Owner of South Africa’s largest shopping mall in serious trouble
Accelerate Property Group, which owns South Africa’s largest shopping centre, Fourways Mall, is in serious financial trouble.
On Tuesday, 25 February 2025, it published a SENS announcement today highlighting a significant credit rating downgrade.
The Accelerate Property Fund stated that its overall long and short-term issuer credit rating was dropped from B(ZA) to C(ZA).
Accelerate Property’s B(ZA) rating indicated that the group had moderate levels of liquidity to pay its obligations.
The downgrade to C(ZA) indicates that the group’s obligations are vulnerable to non-payment, also known as a default.
Accelerate was downgraded due to the increased risk of the company experiencing a near-term default or distressed debt exchange on its short-term debt.
Accelerate further announced that its senior secured long-term notes’ (debt) issue credit rating has been downgraded from BB(ZA)(EL) to CCC+(ZA)(EL).
The BB credit rating indicated that Accelerate had low credit quality levels of obligation creditworthiness on its long-term obligations.
The downgrade to CCC+ indicates that Accelerate’s capacity for timely payment is highly vulnerable relative to other similar issuers.
GCR also put Accelerate Property Fund’s rating watch as Negative, signalling a heightened probability of the credit rating being downgraded or staying the same.
Accelerate Property Fund stated that it was negotiating with its lenders to extend the maturity date of their loan facilities by two years.
This engagement was necessary because Accelerate Property Fund has debt facilities of R1 billion maturing at the end of February 2025 and R1.4 billion maturing on 31 March 2025.
In its last annual report, the company reported having only R22 million of cash on its balance sheet and total current assets of R1.05 billion, primarily accounts receivable.
This and the newly released information indicate that the Accelerate property fund is unlikely to meet these near-maturing debt payments.
Accelerate Property Group’s troubles

The latest negative news from the Accelerate Property Group followed numerous adverse reports and indication that it was in trouble.
Last year, Accelerate Property Fund delayed publishing its financial results numerous times and even faced removal from the Johannesburg Stock Exchange (JSE).
This delay came amidst Accelerate facing significant financial difficulties at its most valuable asset, Fourways Mall.
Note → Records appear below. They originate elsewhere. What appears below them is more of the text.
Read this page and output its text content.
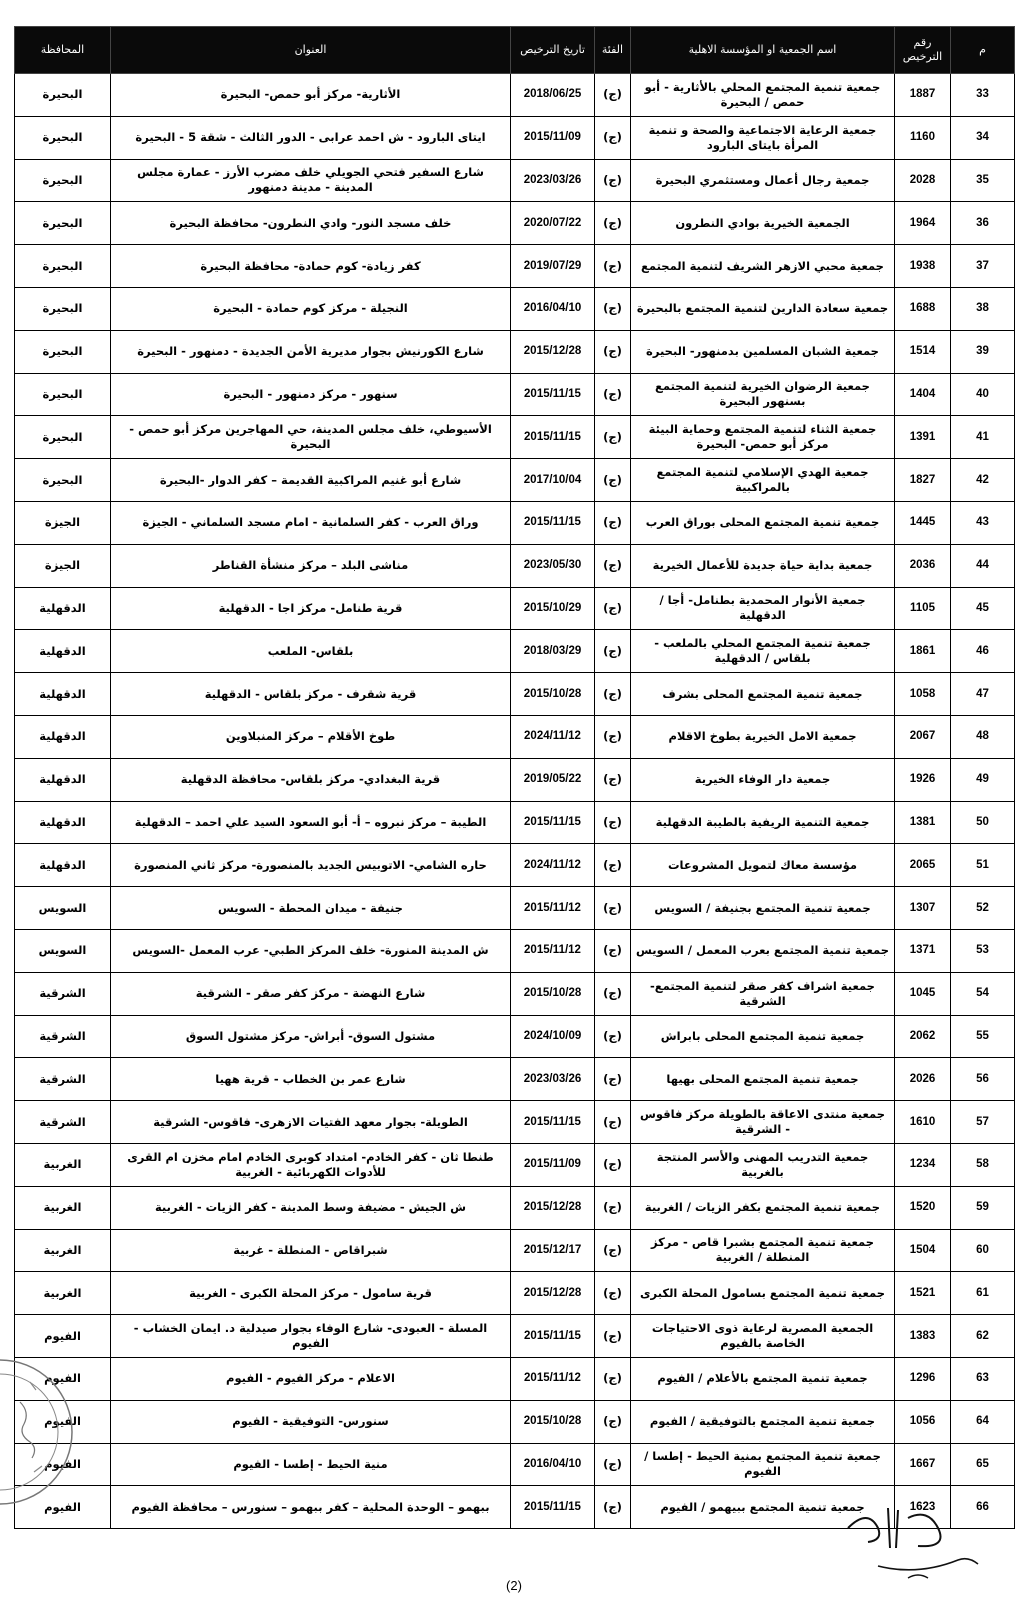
م	رقم الترخيص	اسم الجمعية او المؤسسة الاهلية	الفئة	تاريخ الترخيص	العنوان	المحافظة
33	1887	جمعية تنمية المجتمع المحلي بالأثارية - أبو حمص / البحيرة	(ج)	2018/06/25	الأثارية- مركز أبو حمص- البحيرة	البحيرة
34	1160	جمعية الرعاية الاجتماعية والصحة و تنمية المرأة بايتاى البارود	(ج)	2015/11/09	ايتاى البارود - ش احمد عرابى - الدور الثالث - شقة 5 - البحيرة	البحيرة
35	2028	جمعية رجال أعمال ومستثمري البحيرة	(ج)	2023/03/26	شارع السفير فتحي الجويلي خلف مضرب الأرز - عمارة مجلس المدينة - مدينة دمنهور	البحيرة
36	1964	الجمعية الخيرية بوادي النطرون	(ج)	2020/07/22	خلف مسجد النور- وادي النطرون- محافظة البحيرة	البحيرة
37	1938	جمعية محبي الازهر الشريف لتنمية المجتمع	(ج)	2019/07/29	كفر زيادة- كوم حمادة- محافظة البحيرة	البحيرة
38	1688	جمعية سعادة الدارين لتنمية المجتمع بالبحيرة	(ج)	2016/04/10	النجيلة - مركز كوم حمادة - البحيرة	البحيرة
39	1514	جمعية الشبان المسلمين بدمنهور- البحيرة	(ج)	2015/12/28	شارع الكورنيش بجوار مديرية الأمن الجديدة - دمنهور - البحيرة	البحيرة
40	1404	جمعية الرضوان الخيرية لتنمية المجتمع بسنهور البحيرة	(ج)	2015/11/15	سنهور - مركز دمنهور - البحيرة	البحيرة
41	1391	جمعية الثناء لتنمية المجتمع وحماية البيئة مركز أبو حمص- البحيرة	(ج)	2015/11/15	الأسيوطي، خلف مجلس المدينة، حي المهاجرين مركز أبو حمص - البحيرة	البحيرة
42	1827	جمعية الهدي الإسلامي لتنمية المجتمع بالمراكبية	(ج)	2017/10/04	شارع أبو غنيم المراكبية القديمة – كفر الدوار -البحيرة	البحيرة
43	1445	جمعية تنمية المجتمع المحلى بوراق العرب	(ج)	2015/11/15	وراق العرب - كفر السلمانية - امام مسجد السلماني - الجيزة	الجيزة
44	2036	جمعية بداية حياة جديدة للأعمال الخيرية	(ج)	2023/05/30	مناشى البلد – مركز منشأة القناطر	الجيزة
45	1105	جمعية الأنوار المحمدية بطنامل- أجا / الدقهلية	(ج)	2015/10/29	قرية طنامل- مركز اجا - الدقهلية	الدقهلية
46	1861	جمعية تنمية المجتمع المحلي بالملعب - بلقاس / الدقهلية	(ج)	2018/03/29	بلقاس- الملعب	الدقهلية
47	1058	جمعية تنمية المجتمع المحلى بشرف	(ج)	2015/10/28	قرية شقرف - مركز بلقاس - الدقهلية	الدقهلية
48	2067	جمعية الامل الخيرية بطوخ الاقلام	(ج)	2024/11/12	طوخ الأقلام – مركز المنبلاوين	الدقهلية
49	1926	جمعية دار الوفاء الخيرية	(ج)	2019/05/22	قرية البغدادي- مركز بلقاس- محافظة الدقهلية	الدقهلية
50	1381	جمعية التنمية الريفية بالطيبة الدقهلية	(ج)	2015/11/15	الطيبة – مركز نبروه – أ- أبو السعود السيد علي احمد – الدقهلية	الدقهلية
51	2065	مؤسسة معاك لتمويل المشروعات	(ج)	2024/11/12	حاره الشامي- الاتوبيس الجديد بالمنصورة- مركز ثاني المنصورة	الدقهلية
52	1307	جمعية تنمية المجتمع بجنيفة / السويس	(ج)	2015/11/12	جنيفة - ميدان المحطة - السويس	السويس
53	1371	جمعية تنمية المجتمع بعرب المعمل / السويس	(ج)	2015/11/12	ش المدينة المنورة- خلف المركز الطبي- عرب المعمل -السويس	السويس
54	1045	جمعية اشراف كفر صقر لتنمية المجتمع- الشرقية	(ج)	2015/10/28	شارع النهضة - مركز كفر صقر - الشرقية	الشرقية
55	2062	جمعية تنمية المجتمع المحلى بابراش	(ج)	2024/10/09	مشتول السوق- أبراش- مركز مشتول السوق	الشرقية
56	2026	جمعية تنمية المجتمع المحلى بهيها	(ج)	2023/03/26	شارع عمر بن الخطاب - قرية ههيا	الشرقية
57	1610	جمعية منتدى الاعاقة بالطويلة مركز فاقوس - الشرقية	(ج)	2015/11/15	الطويلة- بجوار معهد الفتيات الازهرى- فاقوس- الشرقية	الشرقية
58	1234	جمعية التدريب المهنى والأسر المنتجة بالغربية	(ج)	2015/11/09	طنطا ثان - كفر الخادم- امتداد كوبرى الخادم امام مخزن ام القرى للأدوات الكهربائية - الغربية	الغربية
59	1520	جمعية تنمية المجتمع بكفر الزيات / الغربية	(ج)	2015/12/28	ش الجيش - مضيفة وسط المدينة - كفر الزيات - الغربية	الغربية
60	1504	جمعية تنمية المجتمع بشبرا قاص - مركز المنطلة / الغربية	(ج)	2015/12/17	شبراقاص - المنطلة - غربية	الغربية
61	1521	جمعية تنمية المجتمع بسامول المحلة الكبرى	(ج)	2015/12/28	قرية سامول - مركز المحلة الكبرى - الغربية	الغربية
62	1383	الجمعية المصرية لرعاية ذوى الاحتياجات الخاصة بالفيوم	(ج)	2015/11/15	المسلة - العبودى- شارع الوفاء بجوار صيدلية د. ايمان الخشاب - الفيوم	الفيوم
63	1296	جمعية تنمية المجتمع بالأعلام / الفيوم	(ج)	2015/11/12	الاعلام - مركز الفيوم - الفيوم	الفيوم
64	1056	جمعية تنمية المجتمع بالتوفيقية / الفيوم	(ج)	2015/10/28	سنورس- التوفيقية - الفيوم	الفيوم
65	1667	جمعية تنمية المجتمع بمنية الحيط - إطسا / الفيوم	(ج)	2016/04/10	منية الحيط - إطسا - الفيوم	الفيوم
66	1623	جمعية تنمية المجتمع ببيهمو / الفيوم	(ج)	2015/11/15	ببهمو – الوحدة المحلية – كفر ببهمو – سنورس – محافظة الفيوم	الفيوم
(2)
Fourways Mall is 50% owned by Accelerate and underwent a major revamp and relaunch in 2019.
While this expansion made Fourways Mall the largest mall in South Africa, it did not help stem its poor financial performance.
The shopping centre’s high and increasing vacancy rates meant a decline in the mall’s net rent per square meter.
This also weighed on Accelerate’s share price, which declined by over 50% over the last three years.
Protea Capital Management founder and CEO Jean-Pierre Verster previously advised investors to be cautious about Accelerate Property Fund.
He said Accelerate has a colourful history and that the fund is involved with something that always raises red flags – material related-party transactions.
These are transactions between two business parties with a pre-existing relationship that forms more than 10% of the company’s turnover.
Verster said the property fund bought properties from companies owned by its founder, including Fourways Mall.
Verster doesn’t agree with these business practices, which is why he had short positions on the stock in the past.
Red flags were also raised last year when Investec became a major shareholder in Accelerate through an odd series of events.
On 21 May 2024, Accelerate released a SENS announcement that Investec had acquired a beneficial interest in the company’s shares.
It said the acquisition was pursuant to a lending arrangement and that Investec now owns 8.02% of the company.
Shortly after this announcement, Accelerate announced that its director, Michael Georgiou, sold 107 million of the company’s shares at an average price of 53 cents.
While no additional information was provided on why these shares were sold, it can be assumed that Investec acquired Georgiou’s shares linked to a lending transaction.
In other words, Georgiou defaulted on a loan to Investec, and, as a result, Investec acquired over 8% ownership of Accelerate Property Fund.